First Thought IP Ltd specialises in intellectual property law, in particular in patents for physics-related inventions, engineering, telecoms and software and in registered designs.
“Essentially, we are able to handle all fields of technology other than biotech or genetics inventions and complex chemical inventions,” says Mark Milhench, Managing Director and Owner. “We have expertise in litigating patents, particularly in the UK, Europe and the US. We are also skilled in helping our clients to acquire funding, to monetise their IP, and to evaluate acquired intellectual property.”
The company was initially established to provide a low-cost, high-quality service for start-up companies that couldn’t afford to engage the larger firms in the UK. “We are small enough to be able to offer flexible payment options, and we provide a level of service that is at least comparable (if not better) than those provided by other larger firms,” says Milhench. “We pride ourselves on being commercially aware, and acquiring IP rights for our clients that will be commercially useful to them.”
Towards the start of 2014, Milhench says many of First Thought’s clients were experiencing problems acquiring funding for the activities – and hence their IP portfolios. Start-ups, in particular technology start-ups needing funding to develop prototypes and build products, did not appear to be particularly attractive to conventional investors, he says.
“Thankfully, this situation appears to have improved somewhat through 2014,” he says. “Clients, with our help, have identified new sources of funding; and the corporate chequebooks of the traditional financiers appear to be opening once again. Several clients have achieved funding through crowdfunding campaigns, other others have acquired investment from high net worth individuals and venture capitalists.
“A corollary of the difficult trading environment at the start of 2014 is that we have seen more work from business restructuring and turn-around companies and individuals. These companies and individuals have been busy picking up struggling companies, and we have been engaged to evaluate, price and ultimately run the IP portfolios of the companies they’ve acquired.”
A growing demand
Recent years have seen a sudden increase in demand for patent attorneys’ services. Why is this? In my view, the general public and companies alike have become more aware of intellectual property, and the advantages that it can offer when properly protected,” says Milhench. “In our segment of the IP market, there are few high-quality, low cost companies that have the breadth of experience that we can offer our clients. We have also found that more care is being taken to properly evaluate intellectual property before companies are acquired, whereas the IP tended to be dealt with as something of an afterthought in the past.
“On a personal level, I think there is a general lack of attorneys who are knowledgeable and commercially aware. Too often I find that clients have spent money on having applications drafted that are legally adequate, but commercially of little use. This is something that we always try to avoid.”

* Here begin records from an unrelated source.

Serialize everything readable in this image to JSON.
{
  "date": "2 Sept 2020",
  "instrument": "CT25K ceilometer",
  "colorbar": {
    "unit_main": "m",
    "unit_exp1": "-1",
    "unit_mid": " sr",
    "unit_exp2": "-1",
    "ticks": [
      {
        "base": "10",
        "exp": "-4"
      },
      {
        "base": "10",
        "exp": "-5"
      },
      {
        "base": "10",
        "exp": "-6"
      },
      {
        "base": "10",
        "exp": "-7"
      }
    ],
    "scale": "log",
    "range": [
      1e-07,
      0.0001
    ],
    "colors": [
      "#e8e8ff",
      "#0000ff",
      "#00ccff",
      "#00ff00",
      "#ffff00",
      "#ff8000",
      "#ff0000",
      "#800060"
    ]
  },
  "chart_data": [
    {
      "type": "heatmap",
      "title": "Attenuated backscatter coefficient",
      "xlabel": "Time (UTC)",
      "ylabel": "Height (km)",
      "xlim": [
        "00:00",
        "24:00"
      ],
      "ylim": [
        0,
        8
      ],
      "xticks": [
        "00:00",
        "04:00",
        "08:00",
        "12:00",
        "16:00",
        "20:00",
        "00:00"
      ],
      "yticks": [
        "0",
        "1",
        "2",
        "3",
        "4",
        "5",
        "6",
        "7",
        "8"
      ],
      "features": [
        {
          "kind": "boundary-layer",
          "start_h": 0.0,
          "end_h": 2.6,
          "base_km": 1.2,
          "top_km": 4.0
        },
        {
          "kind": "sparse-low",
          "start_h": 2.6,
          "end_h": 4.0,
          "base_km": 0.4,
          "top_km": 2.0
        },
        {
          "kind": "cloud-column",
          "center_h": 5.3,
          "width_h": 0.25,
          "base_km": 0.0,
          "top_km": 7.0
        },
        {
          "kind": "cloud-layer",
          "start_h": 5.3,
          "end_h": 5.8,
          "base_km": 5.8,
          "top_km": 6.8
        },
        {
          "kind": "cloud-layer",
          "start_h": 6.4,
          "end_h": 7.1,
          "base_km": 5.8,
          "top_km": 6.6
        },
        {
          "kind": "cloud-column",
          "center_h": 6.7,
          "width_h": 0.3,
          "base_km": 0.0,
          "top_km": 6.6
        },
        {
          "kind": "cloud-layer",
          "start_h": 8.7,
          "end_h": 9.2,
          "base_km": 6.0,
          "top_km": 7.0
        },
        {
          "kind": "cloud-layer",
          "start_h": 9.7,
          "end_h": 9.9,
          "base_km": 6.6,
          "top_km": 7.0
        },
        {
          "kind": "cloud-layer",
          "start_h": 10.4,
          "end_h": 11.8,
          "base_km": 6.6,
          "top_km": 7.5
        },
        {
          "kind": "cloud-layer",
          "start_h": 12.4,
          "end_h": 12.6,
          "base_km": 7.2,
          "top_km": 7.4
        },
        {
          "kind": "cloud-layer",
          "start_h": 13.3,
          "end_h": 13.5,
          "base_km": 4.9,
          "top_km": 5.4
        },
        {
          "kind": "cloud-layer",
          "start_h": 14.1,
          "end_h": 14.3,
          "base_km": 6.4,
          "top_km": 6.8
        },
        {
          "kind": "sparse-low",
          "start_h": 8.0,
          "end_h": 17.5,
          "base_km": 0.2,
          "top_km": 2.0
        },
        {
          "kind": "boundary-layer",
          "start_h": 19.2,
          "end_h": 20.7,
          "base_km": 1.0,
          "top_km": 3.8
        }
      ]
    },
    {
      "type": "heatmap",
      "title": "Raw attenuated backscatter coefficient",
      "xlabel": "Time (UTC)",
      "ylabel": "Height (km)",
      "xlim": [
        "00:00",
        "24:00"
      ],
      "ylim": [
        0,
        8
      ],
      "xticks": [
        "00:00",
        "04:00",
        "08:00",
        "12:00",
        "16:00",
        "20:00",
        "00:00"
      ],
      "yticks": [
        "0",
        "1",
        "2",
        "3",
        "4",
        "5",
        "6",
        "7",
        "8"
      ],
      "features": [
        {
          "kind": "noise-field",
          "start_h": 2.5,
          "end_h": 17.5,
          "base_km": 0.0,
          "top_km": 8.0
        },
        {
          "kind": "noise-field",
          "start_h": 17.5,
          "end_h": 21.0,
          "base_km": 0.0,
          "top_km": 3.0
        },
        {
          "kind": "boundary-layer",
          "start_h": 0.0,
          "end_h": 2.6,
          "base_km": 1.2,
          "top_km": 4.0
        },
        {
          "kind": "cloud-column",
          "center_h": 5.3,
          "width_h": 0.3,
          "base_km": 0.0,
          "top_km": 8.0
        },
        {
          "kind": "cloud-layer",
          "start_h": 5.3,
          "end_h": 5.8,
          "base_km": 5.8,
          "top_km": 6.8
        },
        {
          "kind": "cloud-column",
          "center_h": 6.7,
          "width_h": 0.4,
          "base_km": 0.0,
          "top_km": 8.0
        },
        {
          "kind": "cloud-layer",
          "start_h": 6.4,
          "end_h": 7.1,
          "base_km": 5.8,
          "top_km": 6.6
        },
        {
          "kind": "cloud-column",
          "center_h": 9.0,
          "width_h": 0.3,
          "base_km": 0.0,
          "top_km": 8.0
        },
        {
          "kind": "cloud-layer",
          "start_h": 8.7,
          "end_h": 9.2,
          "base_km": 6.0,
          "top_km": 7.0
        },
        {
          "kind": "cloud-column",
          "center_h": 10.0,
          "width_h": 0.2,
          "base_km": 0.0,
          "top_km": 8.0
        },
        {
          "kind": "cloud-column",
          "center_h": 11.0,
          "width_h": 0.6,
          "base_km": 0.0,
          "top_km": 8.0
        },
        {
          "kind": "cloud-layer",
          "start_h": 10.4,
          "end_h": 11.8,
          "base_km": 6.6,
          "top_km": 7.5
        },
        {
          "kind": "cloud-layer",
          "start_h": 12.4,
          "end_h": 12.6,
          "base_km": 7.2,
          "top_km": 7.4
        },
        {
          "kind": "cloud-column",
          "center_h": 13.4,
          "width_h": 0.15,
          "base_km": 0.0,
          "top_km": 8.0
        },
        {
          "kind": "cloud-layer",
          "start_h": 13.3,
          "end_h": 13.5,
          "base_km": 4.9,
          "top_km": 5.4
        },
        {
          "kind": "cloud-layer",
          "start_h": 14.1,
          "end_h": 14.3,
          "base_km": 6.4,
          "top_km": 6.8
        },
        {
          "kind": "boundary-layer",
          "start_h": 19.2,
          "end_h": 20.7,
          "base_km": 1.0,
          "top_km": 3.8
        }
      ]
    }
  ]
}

If using an inexperienced attorney can lead to problems further down the line, the consequences of failing to use one at all could be catastrophic.
“Fundamentally, the biggest risk of not using a patent attorney is getting something wrong – as it’s often impossible to correct such mistakes,” Milhench says. “Patents are extremely complex, and the rules differ from country to country. This is another reason why it’s important to use someone who’s knowledgeable not only about the UK but other key markets as well. For example, I’ve been involved in complex litigation in the US and elsewhere, so I know what works when a case comes to trial, and I can draft patent applications with one eye on just such an eventuality.
“It is also the case that the patents system runs on strict deadlines that often cannot be extended. If you miss one of these, then rights can easily be irretrievably lost. You need an attorney to keep on top of what’s happening, and what needs to be done by when.”
An ever-changing landscape
To stay at the forefront of any changes or developments in the industry, Milhench says First Thought is set up to monitor changes in the law, and regularly reviews the latest UK, European and US case law – so the firm is always aware of the most relevant issues that arise, and how best to avoid them. “We also have a close network of like-minded associates who keep us informed of significant changes in their jurisdictions,” he adds.
The coming year could present challenges for patent practitioners, says Milhench. “In the next 12 months we may have the Unitary or so-called Community Patent to deal with. This patent will provide a Community patent that covers the entirety of Europe, unlike the current system where European patent applications are converted – after grant – to a bundle of standalone national rights. It will be interesting to see whether our clients prefer filing for Community-wide protection, or whether they continue to file European Patent Applications.
“Aside from legal changes, I expect that our clients will continue to find it tough to raise funds and finance their businesses using conventional sources,” he says. “Equally, I expect that many of our clients will start to look for community funding for their businesses.”